所谓恢复记忆明显是他敷衍的说辞,怕是等到公乘越前来,她才能得到真正有用的信息。

公乘越比谢蕴容易说话。

张静娴边想边将院门合上,然后她就听到了一道冷漠至极的嗓音。

“四年前朝廷征兵是为了应对氐人,但军中常有调兵之举,阿娴的表兄或许被调至了他地,不在北府之中。”

……

“原来如此,第三批和前两批身处在不同的兵营。”

家中,张双虎听了外甥女的讲述,脸色微缓,这算是一个好消息。贵人的意思细听,不就是在说,村中被征走的人并未和氐人作战吗?

氐人的凶残天下皆知,长子他们被调至别处反而安全。

张静娴点点头,有些不敢看一旁的舅母,“舅父,一会儿你把这个消息告知村人吧,再多的可能打探不出来了。”

“嗯,贵人也不可能知道全部的事情啊。”

张双虎叹了一声,明白一切到此为止,他看到一旁妻子的脸上遮掩不住的失望,向最小的女儿夏儿使了个眼色。

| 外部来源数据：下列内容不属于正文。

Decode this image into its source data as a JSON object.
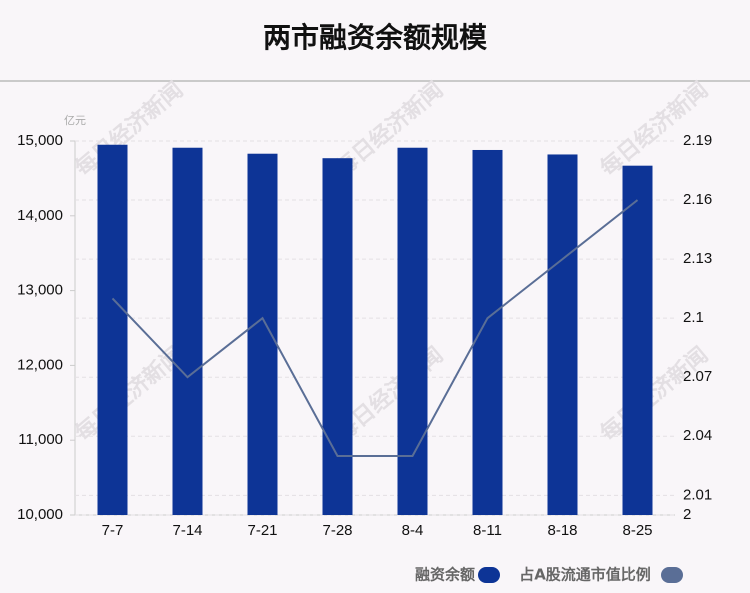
{
  "chart_data": {
    "type": "bar",
    "title": "两市融资余额规模",
    "y_unit": "亿元",
    "watermark": "每日经济新闻",
    "categories": [
      "7-7",
      "7-14",
      "7-21",
      "7-28",
      "8-4",
      "8-11",
      "8-18",
      "8-25"
    ],
    "series": [
      {
        "name": "融资余额",
        "type": "bar",
        "color": "#0d3496",
        "values": [
          14950,
          14910,
          14830,
          14770,
          14910,
          14880,
          14820,
          14670
        ]
      },
      {
        "name": "占A股流通市值比例",
        "type": "line",
        "axis": "y2",
        "color": "#5a6e96",
        "values": [
          2.11,
          2.07,
          2.1,
          2.03,
          2.03,
          2.1,
          2.13,
          2.16
        ]
      }
    ],
    "ylim": [
      10000,
      15000
    ],
    "yticks": [
      {
        "value": 10000,
        "label": "10,000"
      },
      {
        "value": 11000,
        "label": "11,000"
      },
      {
        "value": 12000,
        "label": "12,000"
      },
      {
        "value": 13000,
        "label": "13,000"
      },
      {
        "value": 14000,
        "label": "14,000"
      },
      {
        "value": 15000,
        "label": "15,000"
      }
    ],
    "y2lim": [
      2,
      2.19
    ],
    "y2ticks": [
      2,
      2.01,
      2.04,
      2.07,
      2.1,
      2.13,
      2.16,
      2.19
    ],
    "grid": true
  }
}
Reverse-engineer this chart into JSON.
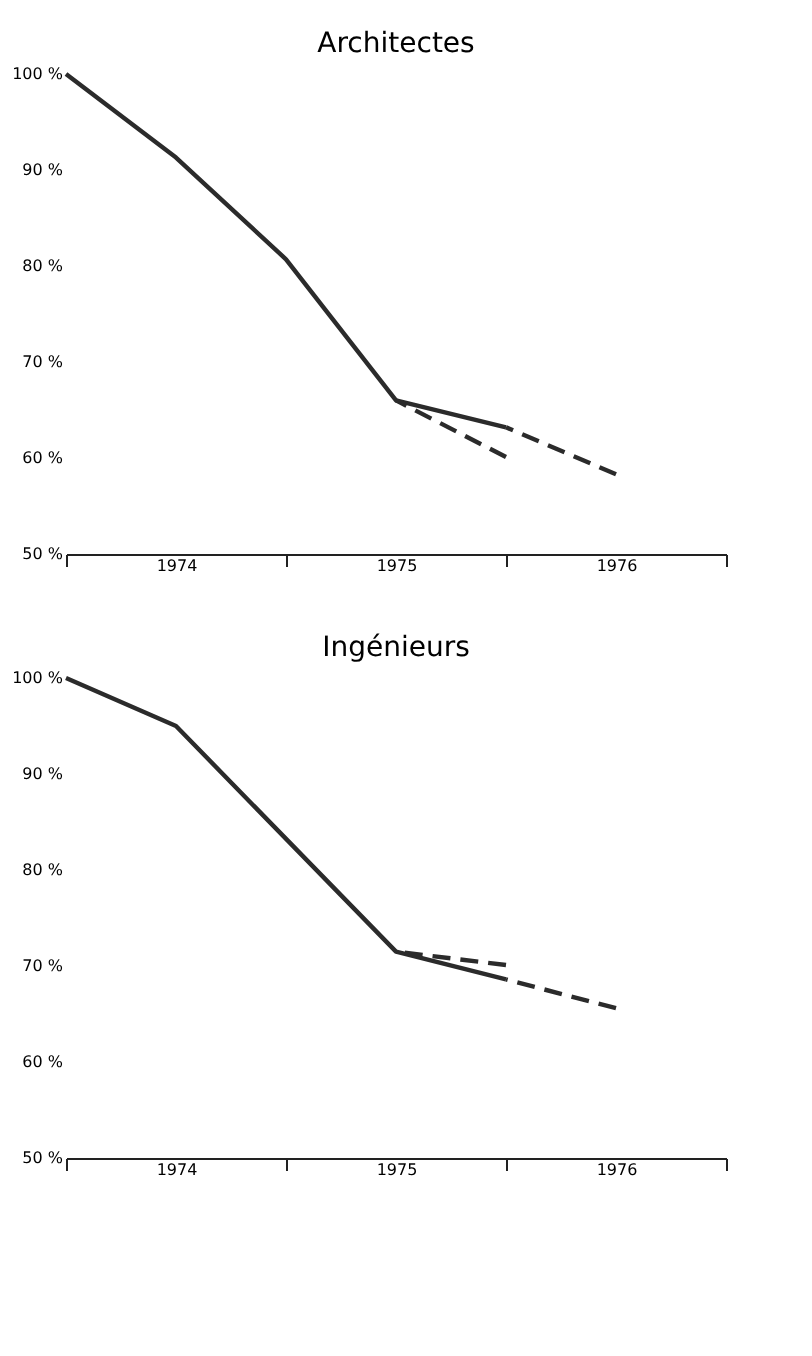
{
  "chart_data": [
    {
      "type": "line",
      "title": "Architectes",
      "xlim": [
        1974,
        1977
      ],
      "ylim": [
        50,
        100
      ],
      "xticks": [
        {
          "value": 1974,
          "label": null
        },
        {
          "value": 1974.5,
          "label": "1974"
        },
        {
          "value": 1975,
          "label": null
        },
        {
          "value": 1975.5,
          "label": "1975"
        },
        {
          "value": 1976,
          "label": null
        },
        {
          "value": 1976.5,
          "label": "1976"
        },
        {
          "value": 1977,
          "label": null
        }
      ],
      "yticks": [
        {
          "value": 50,
          "label": "50 %"
        },
        {
          "value": 60,
          "label": "60 %"
        },
        {
          "value": 70,
          "label": "70 %"
        },
        {
          "value": 80,
          "label": "80 %"
        },
        {
          "value": 90,
          "label": "90 %"
        },
        {
          "value": 100,
          "label": "100 %"
        }
      ],
      "grid": false,
      "series": [
        {
          "color": "#2b2b2b",
          "line_style": "solid",
          "x": [
            1974,
            1974.5,
            1975,
            1975.5,
            1976
          ],
          "values": [
            100,
            91.3,
            80.7,
            66,
            63.2
          ]
        },
        {
          "color": "#2b2b2b",
          "line_style": "dashed",
          "x": [
            1976,
            1976.5
          ],
          "values": [
            63.2,
            58.3
          ]
        },
        {
          "color": "#2b2b2b",
          "line_style": "dashed",
          "x": [
            1975.5,
            1976
          ],
          "values": [
            66,
            60.1
          ]
        }
      ]
    },
    {
      "type": "line",
      "title": "Ingénieurs",
      "xlim": [
        1974,
        1977
      ],
      "ylim": [
        50,
        100
      ],
      "xticks": [
        {
          "value": 1974,
          "label": null
        },
        {
          "value": 1974.5,
          "label": "1974"
        },
        {
          "value": 1975,
          "label": null
        },
        {
          "value": 1975.5,
          "label": "1975"
        },
        {
          "value": 1976,
          "label": null
        },
        {
          "value": 1976.5,
          "label": "1976"
        },
        {
          "value": 1977,
          "label": null
        }
      ],
      "yticks": [
        {
          "value": 50,
          "label": "50 %"
        },
        {
          "value": 60,
          "label": "60 %"
        },
        {
          "value": 70,
          "label": "70 %"
        },
        {
          "value": 80,
          "label": "80 %"
        },
        {
          "value": 90,
          "label": "90 %"
        },
        {
          "value": 100,
          "label": "100 %"
        }
      ],
      "grid": false,
      "series": [
        {
          "color": "#2b2b2b",
          "line_style": "solid",
          "x": [
            1974,
            1974.5,
            1975.5,
            1976
          ],
          "values": [
            100,
            95,
            71.5,
            68.6
          ]
        },
        {
          "color": "#2b2b2b",
          "line_style": "dashed",
          "x": [
            1976,
            1976.5
          ],
          "values": [
            68.6,
            65.6
          ]
        },
        {
          "color": "#2b2b2b",
          "line_style": "dashed",
          "x": [
            1975.5,
            1976
          ],
          "values": [
            71.5,
            70.1
          ]
        }
      ]
    }
  ]
}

“阿母,夏儿饿了,要吃暮食。”夏儿小姑娘眼珠滴溜溜转了转,熟练地扑到刘屏娘的怀里,述说自己的饥饿。

天大地大,什么都没有饱腹重要。

刘屏娘回过神,瞪了瞪卖乖的小女儿,骂她,“吃吃吃,一瓮饭填不饱你的肚子!”

“我不想吃麦饭,想吃豆糕。”夏儿不怕自己的母亲,扯着她的手臂说还要蘸着蜂蜜。

刘屏娘被她缠地无法,拿出了之前蒸好的豆糕。